To ensure pharmaceutical-grade consistency from a living organism, Kaiko addresses biological variability with stringent controls. This includes using Specific Pathogen-Free (SPF) grade pupae from specialized facilities and collaborating directly with regulatory bodies like Japan's PMDA to establish clear acceptance criteria, aligning the novel platform with pharmaceutical expectations.

The silkworm platform changes the manufacturing paradigm from "scaling up" to "scaling out." Instead of building larger, more expensive bioreactors, production is increased simply by using more pupae. This model offers greater flexibility to adapt to demand, lowers infrastructure costs, and reduces the engineering risks associated with traditional scale-up.

Contrary to the belief of those outside manufacturing, establishing a bioprocess is not a one-time task. The inherent unpredictability of biology means things will inevitably go wrong even in the most controlled environments, making it a continuous and difficult challenge.

Unlike a drug that can be synthesized to a chemical standard, most vaccines are living biological products. This means the entire manufacturing process must be perfectly managed and cannot be altered without re-validation. This biological complexity makes production far more difficult and expensive than typical pharmaceuticals.
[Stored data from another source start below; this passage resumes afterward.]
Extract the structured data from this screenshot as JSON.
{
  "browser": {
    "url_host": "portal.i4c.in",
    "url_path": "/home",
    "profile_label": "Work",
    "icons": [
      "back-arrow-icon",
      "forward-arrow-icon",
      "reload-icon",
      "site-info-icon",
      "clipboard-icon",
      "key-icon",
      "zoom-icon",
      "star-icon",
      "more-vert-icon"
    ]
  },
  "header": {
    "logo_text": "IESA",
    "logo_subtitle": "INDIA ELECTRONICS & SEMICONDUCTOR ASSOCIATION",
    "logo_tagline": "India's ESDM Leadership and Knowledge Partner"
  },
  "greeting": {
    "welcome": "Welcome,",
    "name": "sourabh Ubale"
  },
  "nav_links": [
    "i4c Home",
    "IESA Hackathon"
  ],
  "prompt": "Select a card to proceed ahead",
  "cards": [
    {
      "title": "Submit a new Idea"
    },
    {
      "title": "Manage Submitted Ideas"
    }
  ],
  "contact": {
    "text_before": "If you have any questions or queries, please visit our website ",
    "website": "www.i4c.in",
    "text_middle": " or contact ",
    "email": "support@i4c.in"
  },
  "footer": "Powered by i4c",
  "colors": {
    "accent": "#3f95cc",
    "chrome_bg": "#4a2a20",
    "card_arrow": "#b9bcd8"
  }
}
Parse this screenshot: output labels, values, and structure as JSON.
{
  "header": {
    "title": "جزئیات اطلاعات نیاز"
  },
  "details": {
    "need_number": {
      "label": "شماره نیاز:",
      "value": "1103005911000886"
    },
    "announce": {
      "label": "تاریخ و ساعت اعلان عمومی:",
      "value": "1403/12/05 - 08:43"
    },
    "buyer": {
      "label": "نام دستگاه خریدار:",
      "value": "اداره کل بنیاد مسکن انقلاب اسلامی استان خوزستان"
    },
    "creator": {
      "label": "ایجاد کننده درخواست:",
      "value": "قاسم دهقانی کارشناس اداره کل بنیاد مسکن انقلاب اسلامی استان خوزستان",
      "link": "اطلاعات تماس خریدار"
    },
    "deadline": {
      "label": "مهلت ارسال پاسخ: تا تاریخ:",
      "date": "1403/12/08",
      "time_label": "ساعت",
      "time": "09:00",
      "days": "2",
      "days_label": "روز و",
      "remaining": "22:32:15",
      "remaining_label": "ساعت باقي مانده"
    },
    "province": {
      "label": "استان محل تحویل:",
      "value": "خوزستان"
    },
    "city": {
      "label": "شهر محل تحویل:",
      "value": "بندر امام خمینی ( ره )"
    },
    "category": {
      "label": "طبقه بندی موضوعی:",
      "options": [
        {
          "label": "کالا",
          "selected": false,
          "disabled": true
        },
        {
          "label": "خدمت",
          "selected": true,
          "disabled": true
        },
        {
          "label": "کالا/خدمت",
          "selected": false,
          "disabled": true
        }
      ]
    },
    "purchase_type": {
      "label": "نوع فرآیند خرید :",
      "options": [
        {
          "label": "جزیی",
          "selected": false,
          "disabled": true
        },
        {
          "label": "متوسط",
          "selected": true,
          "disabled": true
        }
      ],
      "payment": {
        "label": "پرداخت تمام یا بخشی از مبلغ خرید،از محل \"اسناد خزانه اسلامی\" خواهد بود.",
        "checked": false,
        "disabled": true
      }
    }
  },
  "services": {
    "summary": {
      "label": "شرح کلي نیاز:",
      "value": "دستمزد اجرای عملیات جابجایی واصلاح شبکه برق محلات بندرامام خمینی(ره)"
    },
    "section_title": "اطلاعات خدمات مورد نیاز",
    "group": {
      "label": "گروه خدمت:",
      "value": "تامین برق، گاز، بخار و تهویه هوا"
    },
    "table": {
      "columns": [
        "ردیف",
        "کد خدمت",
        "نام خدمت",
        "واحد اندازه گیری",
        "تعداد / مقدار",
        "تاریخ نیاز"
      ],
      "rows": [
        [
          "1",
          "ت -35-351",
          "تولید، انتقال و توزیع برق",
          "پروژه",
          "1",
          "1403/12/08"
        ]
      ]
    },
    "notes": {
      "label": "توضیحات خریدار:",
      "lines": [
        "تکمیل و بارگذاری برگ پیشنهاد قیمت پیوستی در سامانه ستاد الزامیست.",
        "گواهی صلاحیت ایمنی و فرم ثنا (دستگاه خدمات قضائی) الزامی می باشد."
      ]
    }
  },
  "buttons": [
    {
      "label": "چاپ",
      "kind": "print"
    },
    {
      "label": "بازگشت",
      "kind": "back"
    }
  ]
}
Contrary to the belief that living organisms are too variable for biomanufacturing, Kaiko's work shows that silkworms can be powerful and consistent bioreactors. With the right controls, this platform produces pharmaceutical-grade proteins, including vaccine antigens, meeting modern regulatory expectations and creating new manufacturing possibilities.

Silkworm biomanufacturing offers incredible production density, with one pupa producing 10-20 mg of protein. Scaling requires simply adding more pupae ('scaling out') rather than building larger facilities ('scaling up'), enabling decentralized, small-footprint manufacturing.

Unlike autologous therapies where one batch treats one patient, a single batch of an allogeneic therapy can treat thousands. This scalability advantage creates a higher regulatory bar. Authorities demand exceptional robustness in the manufacturing process to ensure consistency and safety across a vast patient population, making the quality control challenge fundamentally different and more rigorous.

Unlike traditional biologics with consistent inputs, cell therapy success is dictated by the highly variable quality of patient cells. Heavily pretreated patients yield cells that behave unpredictably, meaning a standard process will inevitably produce a variable product. This fundamental challenge is often underestimated in process development.